4. If space itself is expanding, what does that mean? Is the size of the spatial units expanding, or is the number of spatial units getting bigger? An often expressed opinion is that, at this rate of expansion, stars and galaxies will move further and further away from each other until complete darkness. This hypothesis seems to assume that the expansion somehow applies only to the vacuum space around visible matter, while the segments of space filled with matter will remain the same. If space is expanding why then not assume that space occupied by all matter, from quarks, electrons, protons, to planets, stars and galaxies is not expanding as well?
5. Recent space/time “Big-Bang” representations assume that we as observers are placed outside of this event. It consists of 2D spatial circular elements and the arrow of time representing the third dimension. A series of successive circles resembles Marey’s photographs, turning the entire event into some kind of tunnel or tube. Beginning with the initial low-entropy state some 13.8 billion years ago, going through short rapid expansion (inflation) it continued to grow until the present moment. There are numerous inconsistencies with this model. First, this picture is clearly a view from the outside, but it doesn’t show what this “outside” place that the Universe is expanding into is, what its properties are. Somewhere in this “nowhere place” a fictional observer is placed, with: size, duration and vision. But these are all properties that belong inside the Universe that is being observed.

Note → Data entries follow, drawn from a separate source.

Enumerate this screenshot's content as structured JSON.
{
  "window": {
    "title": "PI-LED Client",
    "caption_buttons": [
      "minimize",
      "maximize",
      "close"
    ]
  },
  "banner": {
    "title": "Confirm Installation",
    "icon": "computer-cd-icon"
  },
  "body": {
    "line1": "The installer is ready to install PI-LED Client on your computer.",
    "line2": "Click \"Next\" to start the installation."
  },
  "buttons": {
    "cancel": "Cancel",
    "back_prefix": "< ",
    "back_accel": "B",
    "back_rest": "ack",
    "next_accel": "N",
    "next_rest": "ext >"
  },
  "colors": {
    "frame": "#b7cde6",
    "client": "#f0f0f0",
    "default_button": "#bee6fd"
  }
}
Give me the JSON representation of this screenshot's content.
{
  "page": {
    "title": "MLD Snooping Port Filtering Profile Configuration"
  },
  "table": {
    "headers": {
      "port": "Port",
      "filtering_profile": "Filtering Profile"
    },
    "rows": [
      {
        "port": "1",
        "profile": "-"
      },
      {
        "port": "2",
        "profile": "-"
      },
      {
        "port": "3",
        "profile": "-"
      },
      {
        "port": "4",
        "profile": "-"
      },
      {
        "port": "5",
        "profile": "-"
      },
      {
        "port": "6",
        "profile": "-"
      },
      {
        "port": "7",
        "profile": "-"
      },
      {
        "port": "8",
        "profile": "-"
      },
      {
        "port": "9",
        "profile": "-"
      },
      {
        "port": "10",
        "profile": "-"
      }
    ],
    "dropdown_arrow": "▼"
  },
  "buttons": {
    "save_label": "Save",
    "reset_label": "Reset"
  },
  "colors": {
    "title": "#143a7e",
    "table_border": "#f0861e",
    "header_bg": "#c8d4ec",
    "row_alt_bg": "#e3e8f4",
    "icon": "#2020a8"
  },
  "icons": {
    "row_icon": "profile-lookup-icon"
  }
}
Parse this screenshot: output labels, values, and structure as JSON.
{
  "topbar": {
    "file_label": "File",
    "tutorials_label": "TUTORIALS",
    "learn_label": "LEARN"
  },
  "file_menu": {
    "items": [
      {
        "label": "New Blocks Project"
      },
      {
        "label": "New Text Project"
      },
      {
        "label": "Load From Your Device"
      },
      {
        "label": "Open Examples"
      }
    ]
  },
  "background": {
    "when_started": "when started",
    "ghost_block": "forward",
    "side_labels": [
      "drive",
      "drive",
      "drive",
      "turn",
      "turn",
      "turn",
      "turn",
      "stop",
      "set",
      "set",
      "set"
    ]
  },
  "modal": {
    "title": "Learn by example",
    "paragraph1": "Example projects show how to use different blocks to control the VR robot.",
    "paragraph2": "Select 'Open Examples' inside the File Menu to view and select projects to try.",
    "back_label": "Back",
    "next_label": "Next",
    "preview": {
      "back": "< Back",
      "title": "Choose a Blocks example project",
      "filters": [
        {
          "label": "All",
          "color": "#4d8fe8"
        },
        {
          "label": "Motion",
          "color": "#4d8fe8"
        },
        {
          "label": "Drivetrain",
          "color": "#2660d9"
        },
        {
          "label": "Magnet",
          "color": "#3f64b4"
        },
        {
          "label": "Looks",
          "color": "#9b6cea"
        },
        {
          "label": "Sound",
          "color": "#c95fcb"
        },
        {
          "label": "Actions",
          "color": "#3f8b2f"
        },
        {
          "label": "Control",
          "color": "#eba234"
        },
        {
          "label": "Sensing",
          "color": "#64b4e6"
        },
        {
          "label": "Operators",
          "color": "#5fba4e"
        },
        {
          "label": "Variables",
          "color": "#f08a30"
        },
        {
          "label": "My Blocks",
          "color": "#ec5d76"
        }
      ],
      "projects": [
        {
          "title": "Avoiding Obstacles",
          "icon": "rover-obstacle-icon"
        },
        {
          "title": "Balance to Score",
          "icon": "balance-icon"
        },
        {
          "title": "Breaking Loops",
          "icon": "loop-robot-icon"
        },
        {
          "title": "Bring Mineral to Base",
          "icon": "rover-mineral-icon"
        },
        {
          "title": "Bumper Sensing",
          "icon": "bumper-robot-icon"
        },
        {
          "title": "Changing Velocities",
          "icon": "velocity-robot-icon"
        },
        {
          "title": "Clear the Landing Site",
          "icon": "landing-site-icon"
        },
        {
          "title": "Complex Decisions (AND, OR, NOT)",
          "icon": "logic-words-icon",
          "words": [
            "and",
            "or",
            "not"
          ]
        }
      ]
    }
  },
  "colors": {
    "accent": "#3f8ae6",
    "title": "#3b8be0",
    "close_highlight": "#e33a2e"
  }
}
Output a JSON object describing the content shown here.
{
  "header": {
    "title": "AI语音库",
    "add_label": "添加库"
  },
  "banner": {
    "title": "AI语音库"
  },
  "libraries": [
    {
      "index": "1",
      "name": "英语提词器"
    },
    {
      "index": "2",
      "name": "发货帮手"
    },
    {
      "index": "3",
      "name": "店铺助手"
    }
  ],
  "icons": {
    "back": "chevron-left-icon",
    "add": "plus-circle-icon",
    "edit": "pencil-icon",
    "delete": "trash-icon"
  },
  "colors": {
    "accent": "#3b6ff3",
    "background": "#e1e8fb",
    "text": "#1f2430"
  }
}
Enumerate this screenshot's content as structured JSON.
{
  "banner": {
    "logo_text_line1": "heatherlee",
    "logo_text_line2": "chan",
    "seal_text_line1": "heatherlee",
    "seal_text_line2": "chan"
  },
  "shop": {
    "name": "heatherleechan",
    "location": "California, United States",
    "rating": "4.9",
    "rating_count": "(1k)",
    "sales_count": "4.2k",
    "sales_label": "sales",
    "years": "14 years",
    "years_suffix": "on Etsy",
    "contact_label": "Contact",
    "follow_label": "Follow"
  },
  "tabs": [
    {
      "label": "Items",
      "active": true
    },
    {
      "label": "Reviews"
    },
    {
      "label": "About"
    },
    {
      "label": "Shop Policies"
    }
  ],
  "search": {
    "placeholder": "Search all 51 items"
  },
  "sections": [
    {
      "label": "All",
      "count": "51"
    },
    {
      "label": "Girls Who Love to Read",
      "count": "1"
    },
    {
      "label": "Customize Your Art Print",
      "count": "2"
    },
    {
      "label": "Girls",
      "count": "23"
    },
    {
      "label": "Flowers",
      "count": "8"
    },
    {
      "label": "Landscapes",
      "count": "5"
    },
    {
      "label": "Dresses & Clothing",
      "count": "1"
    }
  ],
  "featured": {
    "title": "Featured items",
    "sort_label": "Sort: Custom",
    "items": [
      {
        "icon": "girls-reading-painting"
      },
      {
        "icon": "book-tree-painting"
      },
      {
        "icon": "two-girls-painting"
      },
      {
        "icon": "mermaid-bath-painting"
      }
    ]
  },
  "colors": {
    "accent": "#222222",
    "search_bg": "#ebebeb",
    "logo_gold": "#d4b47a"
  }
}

6. Does it make sense to use our anthropomorphic measures for time (second) and space (meter) to measure an event which occurred when not only humans but life itself didn’t exist? Isn’t this some kind of anachronism? Is it at all possible to know how long a “second” or a “meter” was at the earliest stage of the expansion of the Universe?
7. Then there is this contradiction between the “distant” and the “early” Universe. Namely, according to the current understanding, the entire Universe is expanding in all directions, and the expansion seems to accelerate with the distance. However, the further we look into the space we are observing the younger the Universe that we see. The younger the Universe that we see, the smaller it should appear. How could we reconcile a picture of an expanding Universe with spatial distance from “here” and a shrinking Universe with time distance from “now”? It seems there could be something wrong with our interpretation of the red-shift.
8. If we place a spherical mirror somewhere not far from the solar system, the entire visible Universe would be reflected in this mirror. The closer stars and galaxies would also be close to the mirror’s surface, while the more distant objects would converge toward the mirror’s center. This outside picture of the Universe is just as consistent as the way we perceive the Universe from within.
9. Would it perhaps make more sense to imagine a Universe that started as a single unit, which then kept dividing itself into smaller and smaller parts until it came to the point where it is now?
In fact we could consider two models of the converging Universe. One converging from the center toward the periphery and another converging from the periphery toward the center.
10. Is the Doppler-effect the only possible explanation for the red-shift? What do we know about the properties of space and the behaviour of photons at very long distances? Can a photon from a faraway galaxy remain the same while traveling several million (billion) years?